Young subalterns were crowing and congratulating each other in high spirits, passing leather or metal flasks of brandy to toast their success. Lewrie had not brought any of his aged American corn whisky, so he had to settle for several gulps of water from his borrowed canteen.

“Saw you, sir, potting away at the Frogs,” one Lieutenant brayed. “Get any?”

“A few, thankee,” Lewrie replied, “just before I had t'throw myself flat so I'd not get shot, then nigh got trampled. So much for the French and their famous columns.”

“By God, you're right, sir, absolutely right!” the young officer crowed. “Why, I can't recall the French
ever
being stopped so surely.”

“I'll thankee for my flask back, Snowden,” another young man grumbled. “Stopped? Here and there, rarely, on a
part
of a battlefield one of their attacks might have been held off, but never like this. Let them keep it up, and we'll slaughter the entire lot of them by sundown, hah hah!” he boasted, then took a deep sip from his flask.

“If they've the bottom t'keep it up,” Lewrie cautioned, wishing for some of their camaraderie, and a sip of something stronger than water. “They've most-like never known defeat. Bashed straight through the Spanish, the Portuguese, Austrians, and God knows who else. I'd expect their soldiers're not feelin' all that plucky anymore.”

“By God, he's right, gentlemen!” the one named Snowden cried. “We could inflict the first defeat that ‘Boney's' ever suffered!”

“Well, there was Egypt, and the Holy Lands,” another quipped. “Maybe Marshal Junot will send Paris a letter
calling
it a victory!”

“See to your men, sirs!” a Major snarled at them as he passed. “There's wounded to be seen to, and the day's not over, not by a long chalk. Leftenant Acklin?”

“Sir?” the young fellow who'd demanded his flask back replied, stiffening.

“You will take command of the Light Company,” the Major said. “Captain Ford's wounded, and doesn't look long for this world. Belly wound, the worst kind. Off with you, now.”

The subalterns scattered, shame-faced, as the regimental bands-men and the regiment's wives went past to begin recovering the wounded and the dead. Walking wounded, aided by their mates, began to struggle to the top of the ridge from their charge, some chattily happy to have taken survivable wounds, yet most ashen, and fearful of what they faced with the surgeons. Some whimpered, some wept, and some unharmed soldiers shared tears with them over the loss of good friends.

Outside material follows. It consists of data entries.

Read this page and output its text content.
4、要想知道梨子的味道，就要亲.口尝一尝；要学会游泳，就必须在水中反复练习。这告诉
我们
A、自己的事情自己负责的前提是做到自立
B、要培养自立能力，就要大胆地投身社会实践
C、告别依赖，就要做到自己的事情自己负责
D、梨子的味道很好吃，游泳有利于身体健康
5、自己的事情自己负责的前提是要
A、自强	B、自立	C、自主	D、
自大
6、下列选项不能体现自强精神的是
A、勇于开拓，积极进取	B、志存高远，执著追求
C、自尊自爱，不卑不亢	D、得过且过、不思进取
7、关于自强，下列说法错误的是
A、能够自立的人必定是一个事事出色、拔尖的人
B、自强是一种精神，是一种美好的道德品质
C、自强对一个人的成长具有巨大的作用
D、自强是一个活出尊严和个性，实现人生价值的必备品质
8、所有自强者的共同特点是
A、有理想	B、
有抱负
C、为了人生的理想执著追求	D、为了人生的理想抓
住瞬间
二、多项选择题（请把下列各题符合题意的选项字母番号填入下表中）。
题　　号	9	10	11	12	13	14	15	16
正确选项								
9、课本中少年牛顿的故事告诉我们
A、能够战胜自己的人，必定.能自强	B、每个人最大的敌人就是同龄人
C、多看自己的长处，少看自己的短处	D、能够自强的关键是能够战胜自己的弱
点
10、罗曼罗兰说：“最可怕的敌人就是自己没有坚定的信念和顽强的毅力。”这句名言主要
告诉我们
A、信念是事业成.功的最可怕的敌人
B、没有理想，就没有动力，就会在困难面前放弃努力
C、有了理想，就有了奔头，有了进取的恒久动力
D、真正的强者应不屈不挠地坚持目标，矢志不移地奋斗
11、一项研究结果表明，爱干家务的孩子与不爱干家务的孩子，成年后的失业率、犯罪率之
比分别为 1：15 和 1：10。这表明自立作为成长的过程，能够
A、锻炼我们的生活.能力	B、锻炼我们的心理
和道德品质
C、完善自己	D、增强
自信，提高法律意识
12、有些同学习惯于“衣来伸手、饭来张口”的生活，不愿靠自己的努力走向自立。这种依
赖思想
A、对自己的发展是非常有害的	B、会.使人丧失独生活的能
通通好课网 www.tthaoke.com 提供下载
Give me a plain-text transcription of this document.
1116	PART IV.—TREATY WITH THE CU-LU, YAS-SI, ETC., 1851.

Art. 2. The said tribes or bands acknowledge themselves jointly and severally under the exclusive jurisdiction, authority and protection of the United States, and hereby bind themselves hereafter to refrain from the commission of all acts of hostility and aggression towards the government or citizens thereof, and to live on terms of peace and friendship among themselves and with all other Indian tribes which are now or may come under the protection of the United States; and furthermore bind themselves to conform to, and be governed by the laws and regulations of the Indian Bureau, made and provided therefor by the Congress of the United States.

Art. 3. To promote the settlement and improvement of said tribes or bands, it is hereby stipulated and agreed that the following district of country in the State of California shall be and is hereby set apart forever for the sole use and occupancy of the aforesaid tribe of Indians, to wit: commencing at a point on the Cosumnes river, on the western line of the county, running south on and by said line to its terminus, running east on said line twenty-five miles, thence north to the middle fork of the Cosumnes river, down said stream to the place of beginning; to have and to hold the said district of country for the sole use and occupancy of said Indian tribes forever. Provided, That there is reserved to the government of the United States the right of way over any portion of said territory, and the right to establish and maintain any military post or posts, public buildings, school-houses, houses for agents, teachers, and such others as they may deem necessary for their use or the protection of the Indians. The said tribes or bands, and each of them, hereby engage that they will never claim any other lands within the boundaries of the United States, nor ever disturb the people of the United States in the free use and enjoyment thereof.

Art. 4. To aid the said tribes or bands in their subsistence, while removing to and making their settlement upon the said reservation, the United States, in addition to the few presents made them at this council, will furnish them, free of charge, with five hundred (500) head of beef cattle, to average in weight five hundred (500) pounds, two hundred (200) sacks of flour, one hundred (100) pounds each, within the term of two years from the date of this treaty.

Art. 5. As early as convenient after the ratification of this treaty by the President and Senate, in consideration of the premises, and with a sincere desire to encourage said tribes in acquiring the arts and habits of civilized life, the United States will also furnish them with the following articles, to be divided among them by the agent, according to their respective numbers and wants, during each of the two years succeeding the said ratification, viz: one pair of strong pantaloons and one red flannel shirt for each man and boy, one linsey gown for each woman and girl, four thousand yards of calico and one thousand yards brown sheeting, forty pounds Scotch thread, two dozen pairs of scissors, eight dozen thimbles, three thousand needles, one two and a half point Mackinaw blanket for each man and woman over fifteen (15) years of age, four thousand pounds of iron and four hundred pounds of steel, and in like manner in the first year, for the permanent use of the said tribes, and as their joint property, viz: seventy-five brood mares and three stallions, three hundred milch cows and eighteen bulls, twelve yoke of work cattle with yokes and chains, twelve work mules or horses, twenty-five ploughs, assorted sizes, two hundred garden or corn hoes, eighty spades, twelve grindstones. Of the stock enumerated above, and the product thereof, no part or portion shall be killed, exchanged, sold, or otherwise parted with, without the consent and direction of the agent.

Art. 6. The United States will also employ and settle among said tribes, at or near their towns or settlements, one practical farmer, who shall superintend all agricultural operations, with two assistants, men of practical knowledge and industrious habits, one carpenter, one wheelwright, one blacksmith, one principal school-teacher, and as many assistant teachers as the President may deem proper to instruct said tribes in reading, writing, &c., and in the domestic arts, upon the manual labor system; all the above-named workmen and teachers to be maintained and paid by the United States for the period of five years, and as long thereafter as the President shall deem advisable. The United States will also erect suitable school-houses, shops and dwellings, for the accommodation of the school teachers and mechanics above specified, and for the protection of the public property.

And the day was not over, Lewrie realised as he heard trumpets or bugles, and turned to look down over the ridge to the land below. Another pair of those massive French columns were forming up to make a fresh attempt near the village of Vimeiro, and a whole three fresh columns were assembling farther to the East. He pulled out his watch and found that it was not quite ten in the morning.

“I need a sit-down, somewhere,” he muttered.

 

CHAPTER THIRTY-TWO

There was no way that Lewrie could walk all the way to where the fresh French attacks would come; that would be asking too much of a sailor's legs. Un-employed, he drifted to the back slope of the ridge to see if his horse was still there, or had galloped off in fear. It was restive, but glad for some stroking and nose rubs, and the men who served as grooms had provided it with oats and water, and assured him that his mount was fine.

Further down the slope, on a flattish ledge, the surgeons were doing their grim best under a series of canvas awnings, shirtsleeves rolled to their elbows yet still bloody, their leather aprons from upper chests to their knees slick with gore.